The goals of treating achalasia are to relieve symptoms and improve the quality of life for patients. Here are some treatment options that can help achieve these goals:

Medication Types:

  • Muscle relaxant drugs: These medications, such as nitric oxide, calcium channel blockers, or sildenafil, can help relax the muscles in the esophagus. However, their effects are usually temporary and may not work well for everyone.

Therapies:

  • Botulinum Toxin Injection: This treatment injects botulinum toxin (Botox) into the lower esophageal sphincter (LES) to relax the muscle and reduce blockage where the esophagus meets the stomach.
  • Endoscopic Balloon Dilation: A balloon is inserted into the esophagus and inflated to widen the LES opening, helping to improve swallowing and ease symptoms.

Therapeutic Procedures:

  • Per oral endoscopic myotomy (POEM): In this minimally invasive procedure, a tube is passed through the mouth, and a small cut is made to loosen the LES muscles. POEM is highly effective in improving achalasia symptoms.
  • Laparoscopic Heller myotomy (LHM): This surgery cuts the LES muscles to help with swallowing and is a primary treatment option for achalasia with a high success rate.

Lifestyle Changes:

  • Dietary modifications: Making changes to your diet, such as eating smaller meals more frequently, avoiding foods that trigger symptoms (like spicy or fatty foods), and chewing food thoroughly can help manage symptoms.
  • Eating slowly and taking smaller bites: These habits can make it easier for food to pass through the esophagus.

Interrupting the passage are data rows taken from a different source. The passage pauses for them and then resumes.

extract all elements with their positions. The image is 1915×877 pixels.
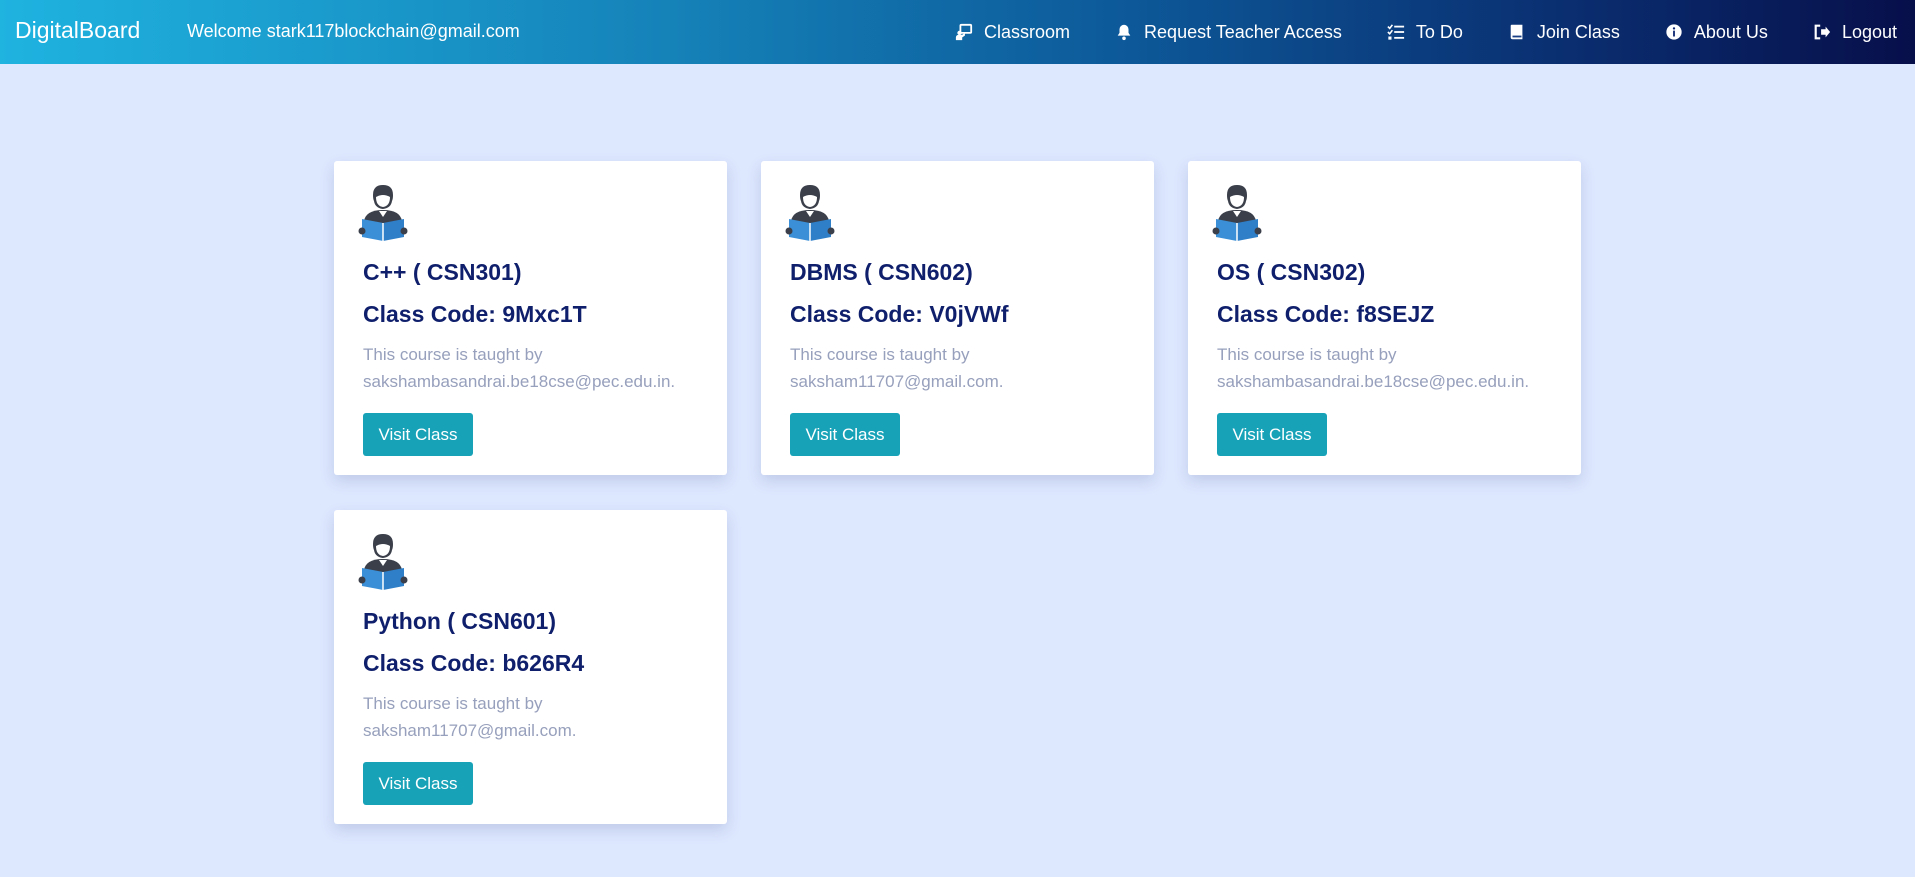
logout-icon: [1812, 22, 1832, 42]
nav-item-classroom[interactable]: Classroom: [954, 20, 1070, 44]
nav-item-join-class[interactable]: Join Class: [1507, 20, 1620, 44]
visit-class-button[interactable]: Visit Class: [363, 762, 473, 805]
nav-item-request-teacher-access[interactable]: Request Teacher Access: [1114, 20, 1342, 44]
student-reading-icon: [783, 183, 837, 243]
classroom-icon: [954, 22, 974, 42]
class-code: Class Code: 9Mxc1T: [363, 301, 587, 327]
class-card: OS ( CSN302) Class Code: f8SEJZ This cou…: [1188, 161, 1581, 475]
class-card: DBMS ( CSN602) Class Code: V0jVWf This c…: [761, 161, 1154, 475]
nav-label: Classroom: [984, 22, 1071, 42]
class-title: Python ( CSN601): [363, 608, 556, 634]
bell-icon: [1114, 22, 1134, 42]
visit-class-button[interactable]: Visit Class: [1217, 413, 1327, 456]
nav-item-to-do[interactable]: To Do: [1386, 20, 1463, 44]
class-title: DBMS ( CSN602): [790, 259, 973, 285]
class-code: Class Code: f8SEJZ: [1217, 301, 1435, 327]
nav-label: Logout: [1841, 22, 1897, 42]
class-title: C++ ( CSN301): [363, 259, 522, 285]
class-description: This course is taught by saksham11707@gm…: [363, 694, 577, 740]
class-code: Class Code: V0jVWf: [790, 301, 1009, 327]
nav-links: Classroom Request Teacher Access To Do J…: [910, 0, 1897, 64]
class-title: OS ( CSN302): [1217, 259, 1366, 285]
student-reading-icon: [1210, 183, 1264, 243]
visit-class-button[interactable]: Visit Class: [790, 413, 900, 456]
info-icon: [1664, 22, 1684, 42]
book-icon: [1507, 22, 1527, 42]
class-card-grid: C++ ( CSN301) Class Code: 9Mxc1T This co…: [334, 161, 1584, 824]
brand-logo[interactable]: DigitalBoard: [15, 14, 140, 46]
nav-item-about-us[interactable]: About Us: [1664, 20, 1768, 44]
class-card: C++ ( CSN301) Class Code: 9Mxc1T This co…: [334, 161, 727, 475]
checklist-icon: [1386, 22, 1406, 42]
student-reading-icon: [356, 183, 410, 243]
nav-label: Request Teacher Access: [1144, 22, 1342, 42]
nav-label: About Us: [1693, 22, 1768, 42]
welcome-message: Welcome stark117blockchain@gmail.com: [187, 21, 520, 41]
class-description: This course is taught by sakshambasandra…: [363, 345, 676, 391]
nav-label: Join Class: [1536, 22, 1620, 42]
class-description: This course is taught by saksham11707@gm…: [790, 345, 1004, 391]
visit-class-button[interactable]: Visit Class: [363, 413, 473, 456]
class-code: Class Code: b626R4: [363, 650, 585, 676]
class-description: This course is taught by sakshambasandra…: [1217, 345, 1530, 391]
nav-item-logout[interactable]: Logout: [1812, 20, 1897, 44]
student-reading-icon: [356, 532, 410, 592]
nav-label: To Do: [1415, 22, 1463, 42]
class-card: Python ( CSN601) Class Code: b626R4 This…: [334, 510, 727, 824]
top-navbar: DigitalBoard Welcome stark117blockchain@…: [0, 0, 1915, 64]
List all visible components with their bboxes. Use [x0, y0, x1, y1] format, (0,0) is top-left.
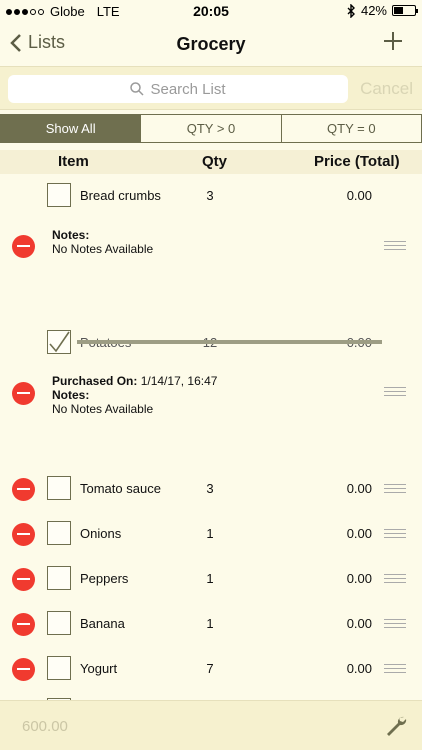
item-checkbox[interactable]: [47, 566, 71, 590]
bluetooth-icon: [347, 3, 355, 18]
item-checkbox[interactable]: [47, 476, 71, 500]
drag-handle-icon[interactable]: [384, 484, 406, 493]
list-item: Bread crumbs 3 0.00 Notes: No Notes Avai…: [0, 175, 422, 315]
list-item: Potatoes 12 0.00 Purchased On: 1/14/17, …: [0, 325, 422, 475]
notes-text: No Notes Available: [52, 402, 154, 416]
delete-button[interactable]: [12, 658, 35, 681]
item-price: 0.00: [346, 526, 372, 541]
list-item: Peppers 1 0.00: [0, 565, 422, 610]
wrench-icon: [387, 716, 407, 736]
drag-handle-icon[interactable]: [384, 529, 406, 538]
page-title: Grocery: [176, 34, 246, 54]
item-qty: 3: [206, 188, 214, 203]
item-qty: 1: [206, 571, 214, 586]
search-input[interactable]: Search List: [8, 75, 348, 103]
item-name[interactable]: Onions: [80, 526, 121, 541]
add-item-button[interactable]: [382, 30, 404, 57]
item-price: 0.00: [346, 616, 372, 631]
strikethrough-line: [77, 340, 382, 344]
list-item: Tomato sauce 3 0.00: [0, 475, 422, 520]
drag-handle-icon[interactable]: [384, 241, 406, 250]
plus-icon: [384, 32, 402, 50]
notes-text: No Notes Available: [52, 242, 154, 256]
total-price: 600.00: [22, 718, 68, 735]
delete-button[interactable]: [12, 478, 35, 501]
item-checkbox-checked[interactable]: [47, 330, 71, 354]
item-name[interactable]: Bread crumbs: [80, 188, 161, 203]
item-price: 0.00: [346, 481, 372, 496]
item-qty: 1: [206, 526, 214, 541]
battery-icon: [392, 5, 418, 16]
item-name[interactable]: Peppers: [80, 571, 128, 586]
list-item: Onions 1 0.00: [0, 520, 422, 565]
item-name[interactable]: Banana: [80, 616, 125, 631]
cancel-button[interactable]: Cancel: [360, 79, 413, 99]
item-price: 0.00: [346, 188, 372, 203]
search-placeholder: Search List: [150, 80, 226, 98]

Achalasia is a permanent condition, so treatment focuses on managing symptoms rather than curing it. The choice of treatment depends on factors like the patient’s symptoms, other health conditions, age, type of achalasia, personal preference, and the expertise of the healthcare center. It's important for individuals with achalasia to work closely with their healthcare provider to determine which treatment option is most suitable for their specific needs and circumstances.